Escolas Zacarias Antônio da Silva e Assis Oliveira promoveram a Representatividade Africana

As educadoras Lucimara Batista e Luana Viegas organizaram, nas escolas E. M. Assis José de Oliveira e E.E. Zacarias Antonio da Silva, momentos culturais e comemorativos para celebrar o Dia da Consciência Negra, com o objetivo de compartilhar vivências e narrativas de uma negritude que precisa ser reconhecida e valorizada.

O evento teve como foco a desconstrução do olhar em relação as pessoas pretas, desafiando a narrativa hegemônica que muitas vezes representa o negro como submisso e domesticado, principalmente nestas datas. Ao invés disso, as educadoras buscaram empoderar os educandos, ajudando-as a se reconhecerem como belos, fortes, inteligentes e capazes.
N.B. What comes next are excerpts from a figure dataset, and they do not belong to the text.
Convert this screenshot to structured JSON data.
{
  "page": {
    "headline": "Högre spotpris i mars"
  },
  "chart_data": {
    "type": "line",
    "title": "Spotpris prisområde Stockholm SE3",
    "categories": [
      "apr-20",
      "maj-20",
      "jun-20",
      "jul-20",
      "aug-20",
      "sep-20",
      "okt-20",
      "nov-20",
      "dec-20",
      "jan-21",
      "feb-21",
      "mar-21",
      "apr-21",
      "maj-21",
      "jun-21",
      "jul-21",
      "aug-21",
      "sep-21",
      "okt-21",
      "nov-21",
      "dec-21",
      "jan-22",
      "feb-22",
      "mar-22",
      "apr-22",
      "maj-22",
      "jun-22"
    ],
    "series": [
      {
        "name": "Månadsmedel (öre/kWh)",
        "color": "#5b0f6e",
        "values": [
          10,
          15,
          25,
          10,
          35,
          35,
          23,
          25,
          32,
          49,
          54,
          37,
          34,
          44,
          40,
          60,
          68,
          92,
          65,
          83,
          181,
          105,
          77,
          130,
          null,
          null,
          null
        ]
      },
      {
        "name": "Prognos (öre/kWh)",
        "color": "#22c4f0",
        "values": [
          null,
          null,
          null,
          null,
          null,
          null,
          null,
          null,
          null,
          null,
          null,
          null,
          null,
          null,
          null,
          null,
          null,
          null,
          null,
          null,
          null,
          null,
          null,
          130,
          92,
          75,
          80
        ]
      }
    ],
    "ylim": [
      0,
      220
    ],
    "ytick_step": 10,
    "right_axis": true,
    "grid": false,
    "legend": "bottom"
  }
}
Entre as atividades realizadas, destacam-se o desfile com tecidos africanos, como o “kente” e o “ankara”, e a pintura no corpo, que simbolizam a conexão com as raízes e a ancestralidade. Após o desfile, os alunos participaram de uma palestra com o escritor moçambicano Davambe, que compartilhou suas reflexões sobre a cultura negra e a resistência. A programação também incluiu uma batalha de rimas, organizada pelos moradores do município Joca Ferreira e Matheus Moreira representando a cultura rap, uma expressão artística que tem forte ligação com o movimento negro e com a luta pela visibilidade e valorização dessa cultura.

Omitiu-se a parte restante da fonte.